With Molly there, Fred organized things in his mind. He laid out as much as he knew. Molly listened, wrapped in the hotel's towels, sitting by the window, drinking coffee.

“So you figure,” she said, “Mangan has the letter Clay wants?”

“It makes sense if Smykal tried to sell the package twice, giving the painting to one buyer and the letter to the other as an opening gambit. It would be very stupid, but he probably had no inkling who he was dealing with. Having seen only Clay, how could he guess Fred? And if on the other side only Russell was visible, it must have looked like child's play.”

“Mangan or his backers want the painting.”

“Right.”

“Russ, whose hide you hope to save, in order to save the same miserable hide told his pals in Providence—sorry,
fucking
Providence—that you could help them with their problem. Because first Russ, then Mangan, concluded you hijacked the picture.”

“I guess so.”

“Mmm,” said Molly. “I'm not sure I like it, any of it. Except I liked the painting.”
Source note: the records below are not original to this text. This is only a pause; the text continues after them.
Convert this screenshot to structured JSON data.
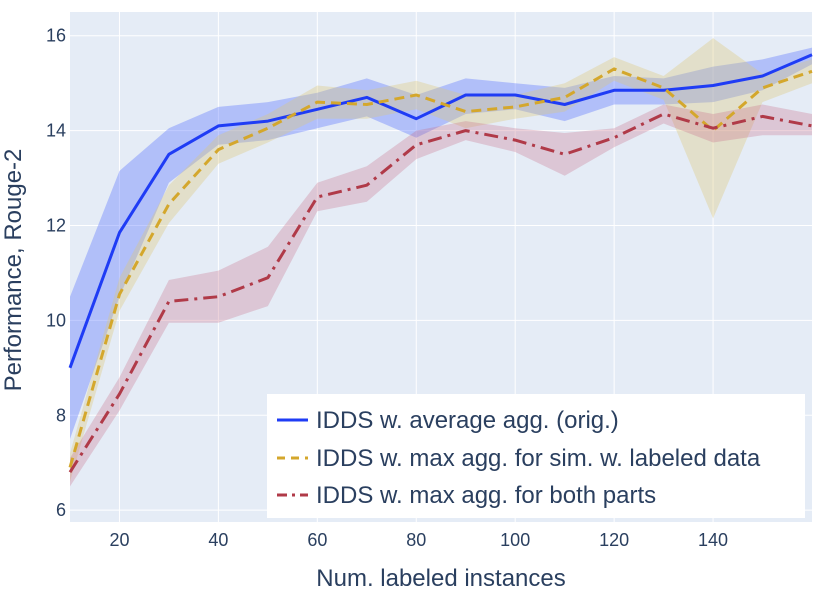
{
  "chart_data": {
    "type": "line",
    "xlabel": "Num. labeled instances",
    "ylabel": "Performance, Rouge-2",
    "xlim": [
      10,
      160
    ],
    "ylim": [
      5.75,
      16.5
    ],
    "xticks": [
      20,
      40,
      60,
      80,
      100,
      120,
      140
    ],
    "yticks": [
      6,
      8,
      10,
      12,
      14,
      16
    ],
    "grid": true,
    "legend_position": "bottom-right",
    "x": [
      10,
      20,
      30,
      40,
      50,
      60,
      70,
      80,
      90,
      100,
      110,
      120,
      130,
      140,
      150,
      160
    ],
    "series": [
      {
        "name": "IDDS w. average agg. (orig.)",
        "color": "#1f3cf5",
        "band_color": "rgba(99,125,255,0.40)",
        "dash": "solid",
        "values": [
          9.0,
          11.85,
          13.5,
          14.1,
          14.2,
          14.45,
          14.7,
          14.25,
          14.75,
          14.75,
          14.55,
          14.85,
          14.85,
          14.95,
          15.15,
          15.6
        ],
        "upper": [
          10.5,
          13.15,
          14.05,
          14.5,
          14.6,
          14.8,
          15.1,
          14.75,
          15.1,
          15.0,
          14.9,
          15.15,
          15.1,
          15.35,
          15.5,
          15.75
        ],
        "lower": [
          7.5,
          10.5,
          12.9,
          13.7,
          13.8,
          14.05,
          14.3,
          13.85,
          14.35,
          14.45,
          14.2,
          14.55,
          14.55,
          14.6,
          14.85,
          15.4
        ]
      },
      {
        "name": "IDDS w. max agg. for sim. w. labeled data",
        "color": "#d4a72c",
        "band_color": "rgba(222,200,120,0.35)",
        "dash": "dash",
        "values": [
          6.9,
          10.55,
          12.45,
          13.6,
          14.05,
          14.6,
          14.55,
          14.75,
          14.4,
          14.5,
          14.7,
          15.3,
          14.9,
          14.0,
          14.9,
          15.25
        ],
        "upper": [
          7.2,
          10.9,
          12.85,
          13.9,
          14.35,
          14.95,
          14.85,
          15.05,
          14.75,
          14.75,
          15.0,
          15.55,
          15.15,
          15.95,
          15.2,
          15.5
        ],
        "lower": [
          6.6,
          10.2,
          12.05,
          13.3,
          13.75,
          14.25,
          14.25,
          14.45,
          14.05,
          14.25,
          14.4,
          15.05,
          14.65,
          12.15,
          14.6,
          15.0
        ]
      },
      {
        "name": "IDDS w. max agg. for both parts",
        "color": "#b03a48",
        "band_color": "rgba(200,110,135,0.30)",
        "dash": "dashdot",
        "values": [
          6.8,
          8.45,
          10.4,
          10.5,
          10.9,
          12.6,
          12.85,
          13.7,
          14.0,
          13.8,
          13.5,
          13.85,
          14.35,
          14.05,
          14.3,
          14.1
        ],
        "upper": [
          7.1,
          8.8,
          10.85,
          11.05,
          11.55,
          12.9,
          13.25,
          14.0,
          14.2,
          14.05,
          13.95,
          14.05,
          14.55,
          14.35,
          14.55,
          14.35
        ],
        "lower": [
          6.5,
          8.1,
          9.95,
          9.95,
          10.3,
          12.3,
          12.5,
          13.4,
          13.8,
          13.55,
          13.05,
          13.65,
          14.15,
          13.75,
          13.9,
          13.9
        ]
      }
    ]
  }
}
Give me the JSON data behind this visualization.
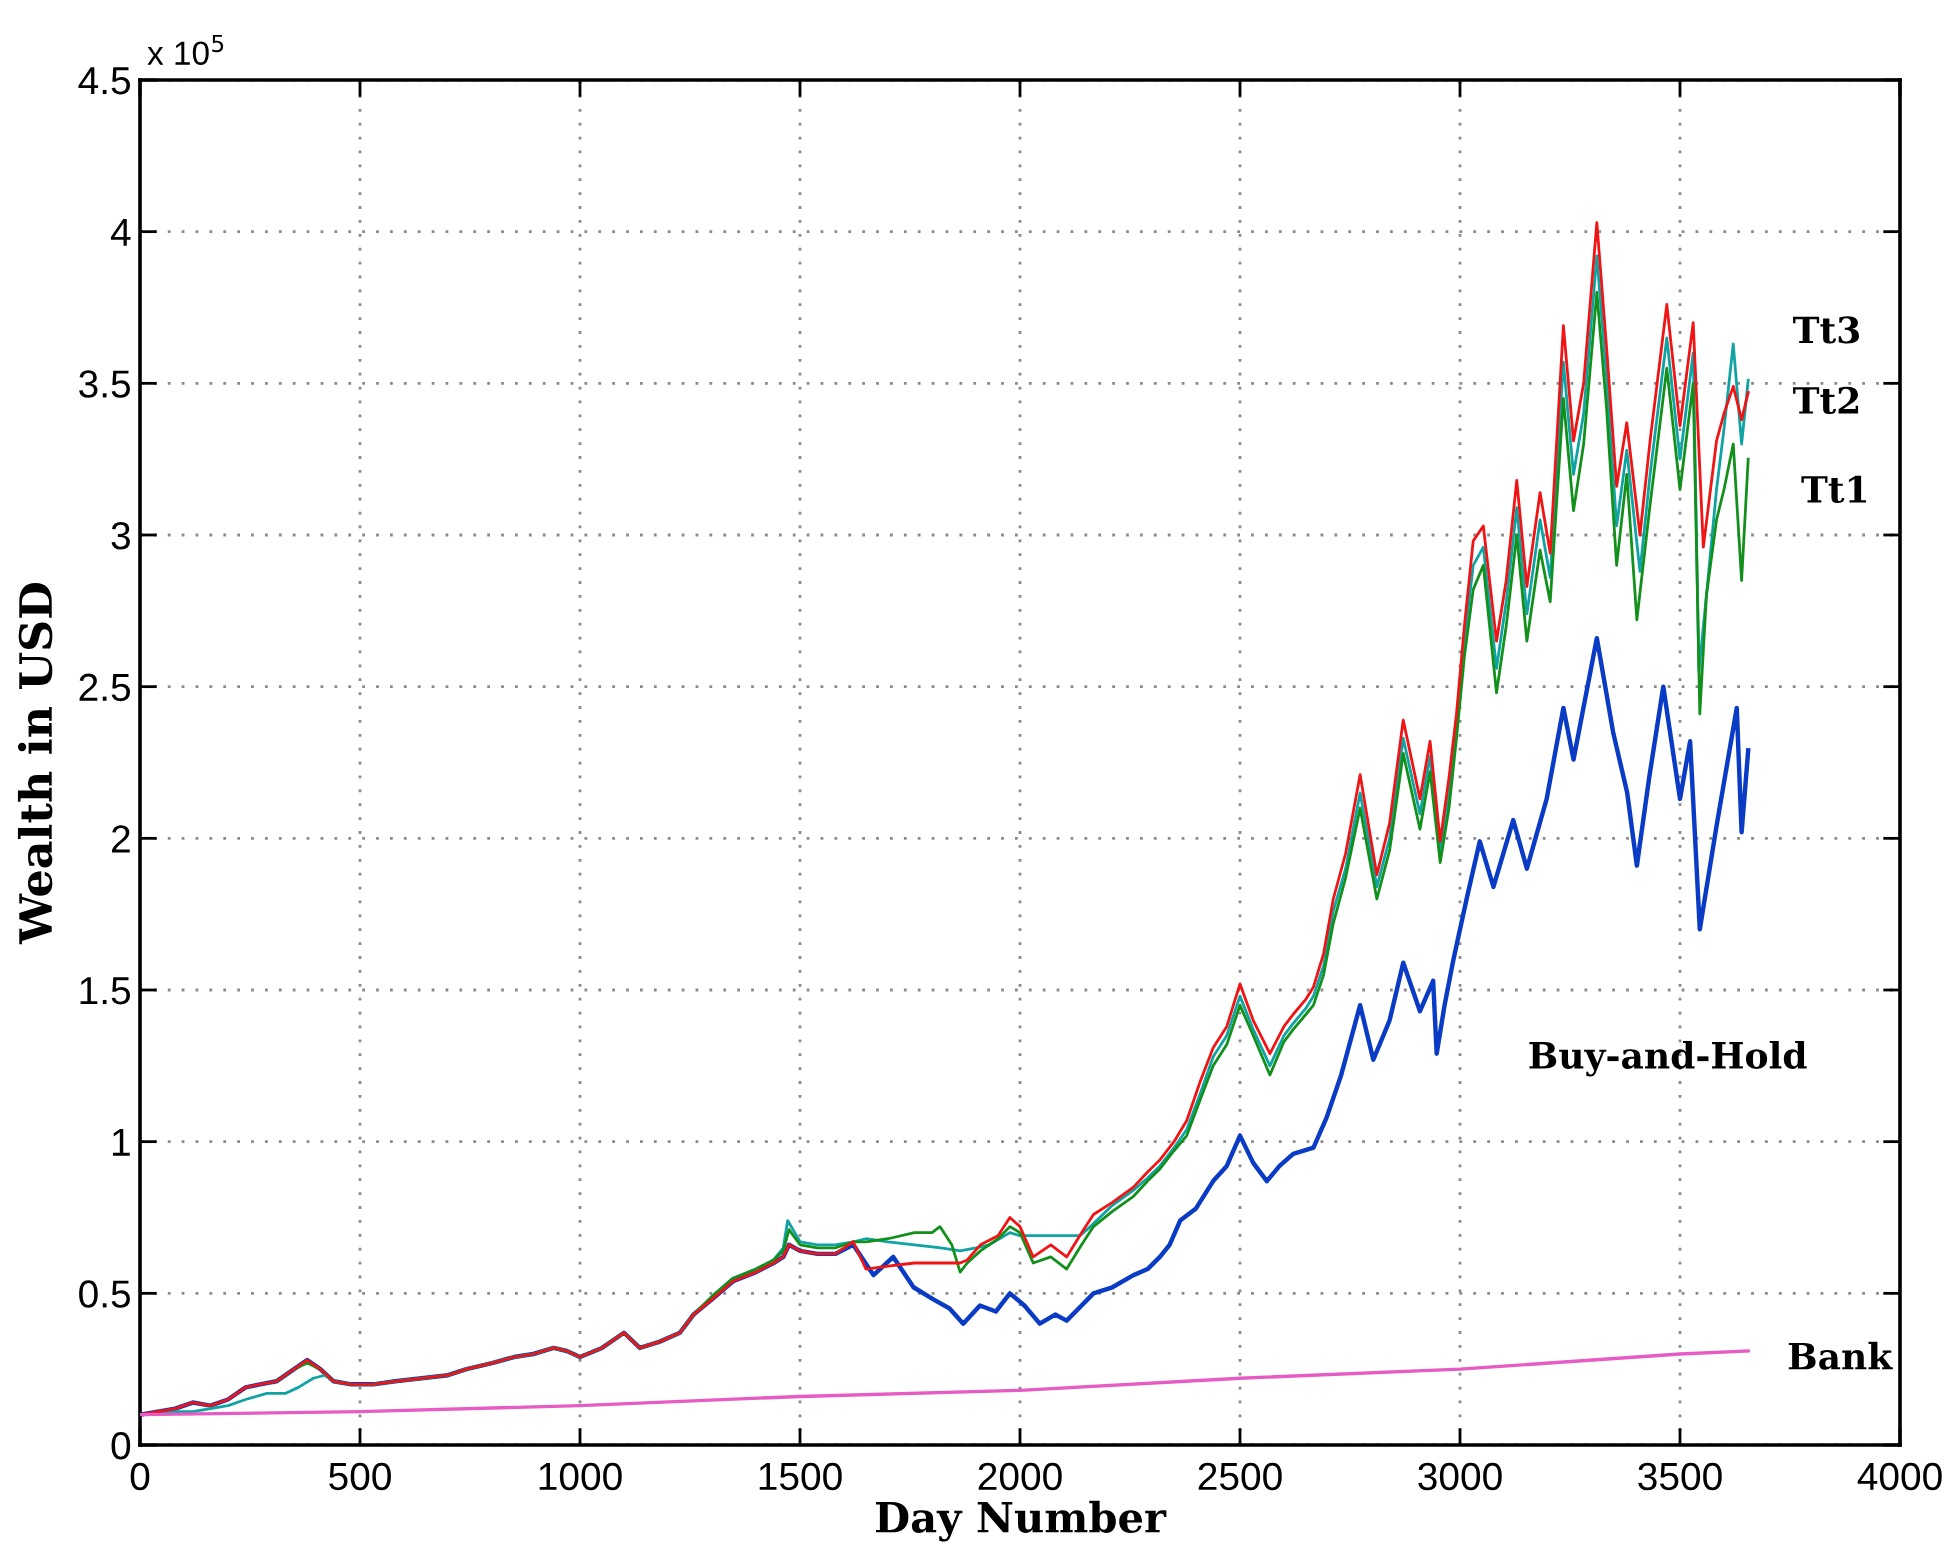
{
  "chart_data": {
    "type": "line",
    "xlabel": "Day Number",
    "ylabel": "Wealth in USD",
    "annotations": [
      "x 10$^{5}$"
    ],
    "xlim": [
      0,
      4000
    ],
    "xticks": [
      0,
      500,
      1000,
      1500,
      2000,
      2500,
      3000,
      3500,
      4000
    ],
    "ylim": [
      0,
      4.5
    ],
    "yticks": [
      0,
      0.5,
      1,
      1.5,
      2,
      2.5,
      3,
      3.5,
      4,
      4.5
    ],
    "grid": true,
    "series": [
      {
        "name": "Buy-and-Hold",
        "color": "#0a3bc4",
        "x": [
          0,
          40,
          80,
          120,
          160,
          200,
          240,
          273,
          310,
          350,
          380,
          410,
          440,
          480,
          530,
          580,
          640,
          700,
          742,
          800,
          850,
          894,
          940,
          970,
          1000,
          1050,
          1100,
          1136,
          1180,
          1227,
          1258,
          1300,
          1348,
          1400,
          1440,
          1462,
          1475,
          1500,
          1540,
          1580,
          1621,
          1667,
          1712,
          1758,
          1803,
          1840,
          1871,
          1909,
          1945,
          1977,
          2010,
          2045,
          2080,
          2106,
          2140,
          2167,
          2210,
          2258,
          2290,
          2318,
          2340,
          2364,
          2400,
          2439,
          2470,
          2500,
          2530,
          2561,
          2590,
          2621,
          2667,
          2697,
          2730,
          2773,
          2803,
          2840,
          2871,
          2909,
          2939,
          2947,
          2965,
          2985,
          3015,
          3045,
          3076,
          3121,
          3152,
          3197,
          3235,
          3258,
          3311,
          3348,
          3380,
          3402,
          3430,
          3462,
          3500,
          3523,
          3545,
          3583,
          3629,
          3640,
          3655
        ],
        "values": [
          0.1,
          0.11,
          0.12,
          0.14,
          0.13,
          0.15,
          0.19,
          0.2,
          0.21,
          0.25,
          0.28,
          0.25,
          0.21,
          0.2,
          0.2,
          0.21,
          0.22,
          0.23,
          0.25,
          0.27,
          0.29,
          0.3,
          0.32,
          0.31,
          0.29,
          0.32,
          0.37,
          0.32,
          0.34,
          0.37,
          0.43,
          0.48,
          0.54,
          0.57,
          0.6,
          0.62,
          0.66,
          0.64,
          0.63,
          0.63,
          0.66,
          0.56,
          0.62,
          0.52,
          0.48,
          0.45,
          0.4,
          0.46,
          0.44,
          0.5,
          0.46,
          0.4,
          0.43,
          0.41,
          0.46,
          0.5,
          0.52,
          0.56,
          0.58,
          0.62,
          0.66,
          0.74,
          0.78,
          0.87,
          0.92,
          1.02,
          0.93,
          0.87,
          0.92,
          0.96,
          0.98,
          1.08,
          1.22,
          1.45,
          1.27,
          1.4,
          1.59,
          1.43,
          1.53,
          1.29,
          1.45,
          1.6,
          1.8,
          1.99,
          1.84,
          2.06,
          1.9,
          2.13,
          2.43,
          2.26,
          2.66,
          2.35,
          2.15,
          1.91,
          2.2,
          2.5,
          2.13,
          2.32,
          1.7,
          2.04,
          2.43,
          2.02,
          2.29
        ]
      },
      {
        "name": "Tt3",
        "color": "#0fa3a3",
        "x": [
          0,
          40,
          80,
          120,
          160,
          200,
          240,
          288,
          330,
          360,
          394,
          420,
          440,
          480,
          530,
          580,
          640,
          700,
          742,
          800,
          850,
          894,
          940,
          970,
          1000,
          1050,
          1100,
          1136,
          1180,
          1227,
          1258,
          1300,
          1348,
          1400,
          1440,
          1462,
          1472,
          1500,
          1540,
          1580,
          1621,
          1650,
          1700,
          1760,
          1820,
          1864,
          1900,
          1930,
          1977,
          2000,
          2050,
          2100,
          2136,
          2160,
          2210,
          2258,
          2290,
          2318,
          2350,
          2379,
          2410,
          2439,
          2470,
          2500,
          2530,
          2568,
          2600,
          2621,
          2650,
          2667,
          2690,
          2712,
          2740,
          2773,
          2811,
          2840,
          2871,
          2909,
          2932,
          2955,
          2975,
          2992,
          3010,
          3030,
          3053,
          3083,
          3105,
          3129,
          3152,
          3182,
          3205,
          3235,
          3258,
          3281,
          3311,
          3333,
          3356,
          3379,
          3409,
          3432,
          3470,
          3500,
          3530,
          3543,
          3560,
          3583,
          3600,
          3621,
          3640,
          3655
        ],
        "values": [
          0.1,
          0.1,
          0.11,
          0.11,
          0.12,
          0.13,
          0.15,
          0.17,
          0.17,
          0.19,
          0.22,
          0.23,
          0.21,
          0.2,
          0.2,
          0.21,
          0.22,
          0.23,
          0.25,
          0.27,
          0.29,
          0.3,
          0.32,
          0.31,
          0.29,
          0.32,
          0.37,
          0.32,
          0.34,
          0.37,
          0.43,
          0.49,
          0.55,
          0.58,
          0.61,
          0.65,
          0.74,
          0.67,
          0.66,
          0.66,
          0.67,
          0.68,
          0.67,
          0.66,
          0.65,
          0.64,
          0.65,
          0.66,
          0.7,
          0.69,
          0.69,
          0.69,
          0.69,
          0.72,
          0.79,
          0.84,
          0.88,
          0.92,
          0.98,
          1.04,
          1.16,
          1.28,
          1.35,
          1.48,
          1.37,
          1.25,
          1.35,
          1.39,
          1.44,
          1.48,
          1.58,
          1.76,
          1.9,
          2.15,
          1.84,
          2.0,
          2.33,
          2.08,
          2.27,
          1.95,
          2.15,
          2.37,
          2.65,
          2.9,
          2.96,
          2.56,
          2.78,
          3.09,
          2.74,
          3.05,
          2.86,
          3.57,
          3.2,
          3.4,
          3.92,
          3.52,
          3.03,
          3.28,
          2.88,
          3.2,
          3.65,
          3.25,
          3.6,
          2.55,
          2.8,
          3.15,
          3.35,
          3.63,
          3.3,
          3.51
        ]
      },
      {
        "name": "Tt1",
        "color": "#13901c",
        "x": [
          310,
          350,
          380,
          410,
          440,
          480,
          530,
          580,
          640,
          700,
          742,
          800,
          850,
          894,
          940,
          970,
          1000,
          1050,
          1100,
          1136,
          1180,
          1227,
          1258,
          1300,
          1348,
          1400,
          1440,
          1462,
          1475,
          1500,
          1540,
          1580,
          1621,
          1650,
          1700,
          1760,
          1800,
          1818,
          1845,
          1864,
          1880,
          1910,
          1950,
          1977,
          2000,
          2030,
          2070,
          2106,
          2140,
          2167,
          2210,
          2258,
          2290,
          2318,
          2350,
          2379,
          2410,
          2439,
          2470,
          2500,
          2530,
          2568,
          2600,
          2621,
          2650,
          2667,
          2690,
          2712,
          2740,
          2773,
          2811,
          2840,
          2871,
          2909,
          2932,
          2955,
          2975,
          2992,
          3010,
          3030,
          3053,
          3083,
          3105,
          3129,
          3152,
          3182,
          3205,
          3235,
          3258,
          3281,
          3311,
          3333,
          3356,
          3379,
          3402,
          3432,
          3470,
          3500,
          3530,
          3545,
          3560,
          3583,
          3600,
          3621,
          3640,
          3655
        ],
        "values": [
          0.21,
          0.25,
          0.27,
          0.25,
          0.21,
          0.2,
          0.2,
          0.21,
          0.22,
          0.23,
          0.25,
          0.27,
          0.29,
          0.3,
          0.32,
          0.31,
          0.29,
          0.32,
          0.37,
          0.32,
          0.34,
          0.37,
          0.43,
          0.49,
          0.55,
          0.58,
          0.61,
          0.64,
          0.71,
          0.66,
          0.65,
          0.65,
          0.67,
          0.67,
          0.68,
          0.7,
          0.7,
          0.72,
          0.66,
          0.57,
          0.6,
          0.64,
          0.68,
          0.72,
          0.7,
          0.6,
          0.62,
          0.58,
          0.66,
          0.72,
          0.77,
          0.82,
          0.87,
          0.91,
          0.97,
          1.02,
          1.14,
          1.25,
          1.32,
          1.45,
          1.35,
          1.22,
          1.33,
          1.37,
          1.42,
          1.45,
          1.55,
          1.72,
          1.87,
          2.1,
          1.8,
          1.96,
          2.28,
          2.03,
          2.22,
          1.92,
          2.1,
          2.33,
          2.6,
          2.82,
          2.9,
          2.48,
          2.7,
          3.0,
          2.65,
          2.95,
          2.78,
          3.45,
          3.08,
          3.3,
          3.8,
          3.42,
          2.9,
          3.2,
          2.72,
          3.1,
          3.55,
          3.15,
          3.5,
          2.41,
          2.8,
          3.05,
          3.15,
          3.3,
          2.85,
          3.25
        ]
      },
      {
        "name": "Tt2",
        "color": "#f01414",
        "x": [
          0,
          40,
          80,
          120,
          160,
          200,
          240,
          273,
          310,
          350,
          380,
          410,
          440,
          480,
          530,
          580,
          640,
          700,
          742,
          800,
          850,
          894,
          940,
          970,
          1000,
          1050,
          1100,
          1136,
          1180,
          1227,
          1258,
          1300,
          1348,
          1400,
          1440,
          1462,
          1475,
          1500,
          1540,
          1580,
          1621,
          1650,
          1700,
          1760,
          1820,
          1864,
          1880,
          1910,
          1950,
          1977,
          2000,
          2030,
          2070,
          2106,
          2140,
          2167,
          2210,
          2258,
          2290,
          2318,
          2350,
          2379,
          2410,
          2439,
          2470,
          2500,
          2530,
          2568,
          2600,
          2621,
          2650,
          2667,
          2690,
          2712,
          2740,
          2773,
          2811,
          2840,
          2871,
          2909,
          2932,
          2955,
          2975,
          2992,
          3010,
          3030,
          3053,
          3083,
          3105,
          3129,
          3152,
          3182,
          3205,
          3235,
          3258,
          3281,
          3311,
          3333,
          3356,
          3379,
          3409,
          3432,
          3470,
          3500,
          3530,
          3553,
          3583,
          3600,
          3621,
          3640,
          3655
        ],
        "values": [
          0.1,
          0.11,
          0.12,
          0.14,
          0.13,
          0.15,
          0.19,
          0.2,
          0.21,
          0.25,
          0.28,
          0.25,
          0.21,
          0.2,
          0.2,
          0.21,
          0.22,
          0.23,
          0.25,
          0.27,
          0.29,
          0.3,
          0.32,
          0.31,
          0.29,
          0.32,
          0.37,
          0.32,
          0.34,
          0.37,
          0.43,
          0.48,
          0.54,
          0.57,
          0.6,
          0.62,
          0.66,
          0.64,
          0.63,
          0.63,
          0.67,
          0.58,
          0.59,
          0.6,
          0.6,
          0.6,
          0.61,
          0.66,
          0.69,
          0.75,
          0.72,
          0.62,
          0.66,
          0.62,
          0.7,
          0.76,
          0.8,
          0.85,
          0.9,
          0.94,
          1.0,
          1.07,
          1.2,
          1.31,
          1.38,
          1.52,
          1.4,
          1.29,
          1.38,
          1.42,
          1.47,
          1.51,
          1.62,
          1.8,
          1.95,
          2.21,
          1.88,
          2.05,
          2.39,
          2.13,
          2.32,
          1.99,
          2.2,
          2.41,
          2.7,
          2.98,
          3.03,
          2.65,
          2.85,
          3.18,
          2.83,
          3.14,
          2.94,
          3.69,
          3.31,
          3.5,
          4.03,
          3.62,
          3.16,
          3.37,
          3.0,
          3.31,
          3.76,
          3.36,
          3.7,
          2.96,
          3.31,
          3.4,
          3.49,
          3.38,
          3.47
        ]
      },
      {
        "name": "Bank",
        "color": "#e65cc4",
        "x": [
          0,
          500,
          1000,
          1500,
          2000,
          2500,
          3000,
          3500,
          3655
        ],
        "values": [
          0.1,
          0.11,
          0.13,
          0.16,
          0.18,
          0.22,
          0.25,
          0.3,
          0.31
        ]
      }
    ]
  }
}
“It is a good picture, isn't it?” said Fred. “All this hoorah, you forget.”

“If it's the mob behind Mangan, why would the mob buy a painting?” Molly asked.

Fred said, “You can launder money that way, but this particular painting seems an odd choice, being unsigned and all.”

“Unless they have the letter.”

“Yes.”

“Which apparently they do.”

“Right.”

“Let me think about this,” said Molly. “How does it work? The laundering?”

“You have cash that you can't afford to account for but you want to be able to. Otherwise, anything you buy with it, if you're nailed on a RICO, goes to the government. If you buy something of value for cash under the table—like a painting you might have inherited or picked up at a yard sale for nothing—and then you sell it on the open market, that transfer generates income you can be seen with. You can buy cars and dancing girls or whatever,” Fred said.

He sat by the window with his coffee. Molly, finished with hers, was putting herself together, heading for work again. She was dressed in black stockings, a blue jumper and a white blouse, and the red knitted cardigan: her housewife-librarian outfit. She looked very sexy in it, her brown curls still damp, drying. The room was festooned with wet white towels.

“You should see Clayton's room,” Fred said. “He makes as much impression on it as a ghost.”

“Obviously you're planning a straight trade,” Molly said. “The painting for the kid. The kid doesn't deserve you, Fred.”

“If I can get through to that attractive nuisance Buddy Mangan,” Fred said.

“Good luck with your phone calls,” Molly said. “Call if there's something I can do. Or if…” She faltered. “Or if you plan to go somewhere.”